The initial camera radius should be large enough to see the full helix. A good starting value is R * 2.5 where R is the helix radius.

Step 7: Validate UV mapping

The most common issue with ribbon projection is incorrect UV mapping -- the flat hex coordinates do not map cleanly onto the arc length and ribbon width, causing the terrain to stretch, compress, or wrap incorrectly.

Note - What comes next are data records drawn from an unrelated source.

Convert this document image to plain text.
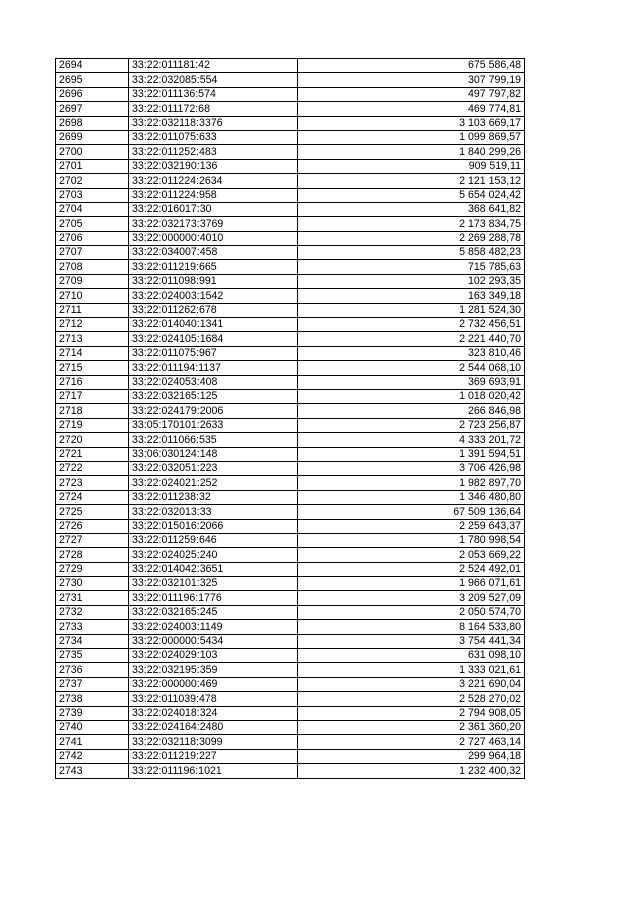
2694	33:22:011181:42	675 586,48
2695	33:22:032085:554	307 799,19
2696	33:22:011136:574	497 797,82
2697	33:22:011172:68	469 774,81
2698	33:22:032118:3376	3 103 669,17
2699	33:22:011075:633	1 099 869,57
2700	33:22:011252:483	1 840 299,26
2701	33:22:032190:136	909 519,11
2702	33:22:011224:2634	2 121 153,12
2703	33:22:011224:958	5 654 024,42
2704	33:22:016017:30	368 641,82
2705	33:22:032173:3769	2 173 834,75
2706	33:22:000000:4010	2 269 288,78
2707	33:22:034007:458	5 858 482,23
2708	33:22:011219:665	715 785,63
2709	33:22:011098:991	102 293,35
2710	33:22:024003:1542	163 349,18
2711	33:22:011262:678	1 281 524,30
2712	33:22:014040:1341	2 732 456,51
2713	33:22:024105:1684	2 221 440,70
2714	33:22:011075:967	323 810,46
2715	33:22:011194:1137	2 544 068,10
2716	33:22:024053:408	369 693,91
2717	33:22:032165:125	1 018 020,42
2718	33:22:024179:2006	266 846,98
2719	33:05:170101:2633	2 723 256,87
2720	33:22:011066:535	4 333 201,72
2721	33:06:030124:148	1 391 594,51
2722	33:22:032051:223	3 706 426,98
2723	33:22:024021:252	1 982 897,70
2724	33:22:011238:32	1 346 480,80
2725	33:22:032013:33	67 509 136,64
2726	33:22:015016:2066	2 259 643,37
2727	33:22:011259:646	1 780 998,54
2728	33:22:024025:240	2 053 669,22
2729	33:22:014042:3651	2 524 492,01
2730	33:22:032101:325	1 966 071,61
2731	33:22:011196:1776	3 209 527,09
2732	33:22:032165:245	2 050 574,70
2733	33:22:024003:1149	8 164 533,80
2734	33:22:000000:5434	3 754 441,34
2735	33:22:024029:103	631 098,10
2736	33:22:032195:359	1 333 021,61
2737	33:22:000000:469	3 221 690,04
2738	33:22:011039:478	2 528 270,02
2739	33:22:024018:324	2 794 908,05
2740	33:22:024164:2480	2 361 360,20
2741	33:22:032118:3099	2 727 463,14
2742	33:22:011219:227	299 964,18
2743	33:22:011196:1021	1 232 400,32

To validate, check these conditions:

For a level that is chunksLong chunks along Z:
  - The total flat Z span should approximately equal segmentArcLength(config)
  - If it does not, the terrain will stretch or compress along the ribbon

For a level that is chunksWide chunks along X:
  - The total flat X span should approximately equal config.W
  - If it does not, the terrain will spill off the ribbon edges or leave gaps

If the proportions do not match, adjust either the level dimensions or the ribbon config so that the flat grid maps cleanly onto the ribbon surface.

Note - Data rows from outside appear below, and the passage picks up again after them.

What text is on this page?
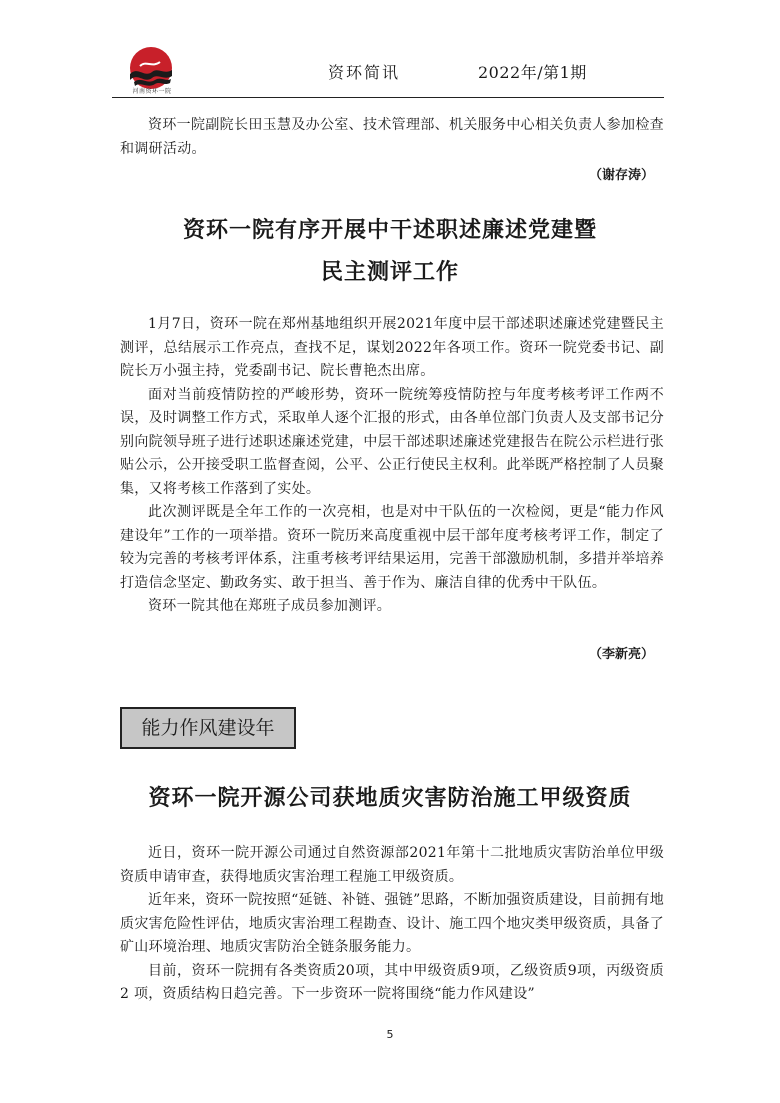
河南资环一院
资环简讯	2022年/第1期

资环一院副院长田玉慧及办公室、技术管理部、机关服务中心相关负责人参加检查和调研活动。

（谢存涛）
资环一院有序开展中干述职述廉述党建暨
民主测评工作

1月7日，资环一院在郑州基地组织开展2021年度中层干部述职述廉述党建暨民主测评，总结展示工作亮点，查找不足，谋划2022年各项工作。资环一院党委书记、副院长万小强主持，党委副书记、院长曹艳杰出席。

面对当前疫情防控的严峻形势，资环一院统筹疫情防控与年度考核考评工作两不误，及时调整工作方式，采取单人逐个汇报的形式，由各单位部门负责人及支部书记分别向院领导班子进行述职述廉述党建，中层干部述职述廉述党建报告在院公示栏进行张贴公示，公开接受职工监督查阅，公平、公正行使民主权利。此举既严格控制了人员聚集，又将考核工作落到了实处。

此次测评既是全年工作的一次亮相，也是对中干队伍的一次检阅，更是“能力作风建设年”工作的一项举措。资环一院历来高度重视中层干部年度考核考评工作，制定了较为完善的考核考评体系，注重考核考评结果运用，完善干部激励机制，多措并举培养打造信念坚定、勤政务实、敢于担当、善于作为、廉洁自律的优秀中干队伍。

资环一院其他在郑班子成员参加测评。

（李新亮）
能力作风建设年
资环一院开源公司获地质灾害防治施工甲级资质

近日，资环一院开源公司通过自然资源部2021年第十二批地质灾害防治单位甲级资质申请审查，获得地质灾害治理工程施工甲级资质。

近年来，资环一院按照“延链、补链、强链”思路，不断加强资质建设，目前拥有地质灾害危险性评估，地质灾害治理工程勘查、设计、施工四个地灾类甲级资质，具备了矿山环境治理、地质灾害防治全链条服务能力。

目前，资环一院拥有各类资质20项，其中甲级资质9项，乙级资质9项，丙级资质 2 项，资质结构日趋完善。下一步资环一院将围绕“能力作风建设”

5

Step 8: Tier-specific ribbon configurations

Different depth tiers can have different ribbon shapes:

typescript
const TIER_RIBBON_CONFIGS: Partial<RibbonConfig>[] = [
  { R: 80, W: 60, P: 40 },    // Tier 0: generous radius, wide ribbon, gentle slope
  { R: 60, W: 50, P: 50 },    // Tier 1: tighter spiral, narrower, steeper
  { R: 40, W: 40, P: 60 },    // Tier 2: claustrophobic, steep descent
];

Deeper tiers with smaller radii and steeper pitches create a sense of increasing danger and confinement. The narrower ribbon means less room to maneuver. The steeper pitch means faster vertical descent.

Visual Checkpoint

Load a level with ribbon projection active:

  • The terrain forms a visible 3D spiral. Instead of flat hex chunks on the XZ plane, the terrain wraps around and ascends/descends in a helix shape.
  • The road is visible winding up the helix. Track the road zone visually -- it should spiral around the central axis as a continuous path.
  • Camera orbiting reveals the full structure. Rotate the camera around the helix and verify that the terrain wraps correctly -- no gaps, no overlapping geometry, no inside-out faces.
  • Toggle ribbon off via debug panel. The terrain should snap back to a flat layout. All the same chunks, same textures, same weights -- just flat instead of curved.
  • Toggle ribbon on again. The spiral reappears. No regeneration, no loading -- just a geometry rebuild with projected positions.
  • Normals look correct. Lighting on the ribbon surface should vary as expected -- the inner curve of the helix is lit differently from the outer curve. If lighting looks flat or wrong, check that computeVertexNormals() runs after projection.
  • The hex grid pattern holds. Zoom in on the ribbon surface. Individual hex tiles should still be visible and correctly shaped, not stretched or distorted. Some distortion at the ribbon edges (where curvature is strongest) is acceptable, but the center should look clean.

If the terrain appears inside-out (normals pointing inward), check the winding order of the projected triangles. The projection may flip the triangle winding if the ribbon width offset changes the handedness. If the terrain clusters at one point instead of spreading along the helix, check the hexToUV mapping -- the arc length normalization may be wrong.

What's Next

With ribbon projection working, the terrain pipeline is complete. The full path from seed to spiral is:

seed --> WFC solver --> zone pass --> tile pass --> noise pass
  --> chunk integration --> biome blending --> ribbon projection --> Graphics Processing Unit (GPU)

The next phase shifts focus from terrain to gameplay: spawning enemies along the road, building the auto-battle combat system, and giving the player something to fight as they descend the spiral.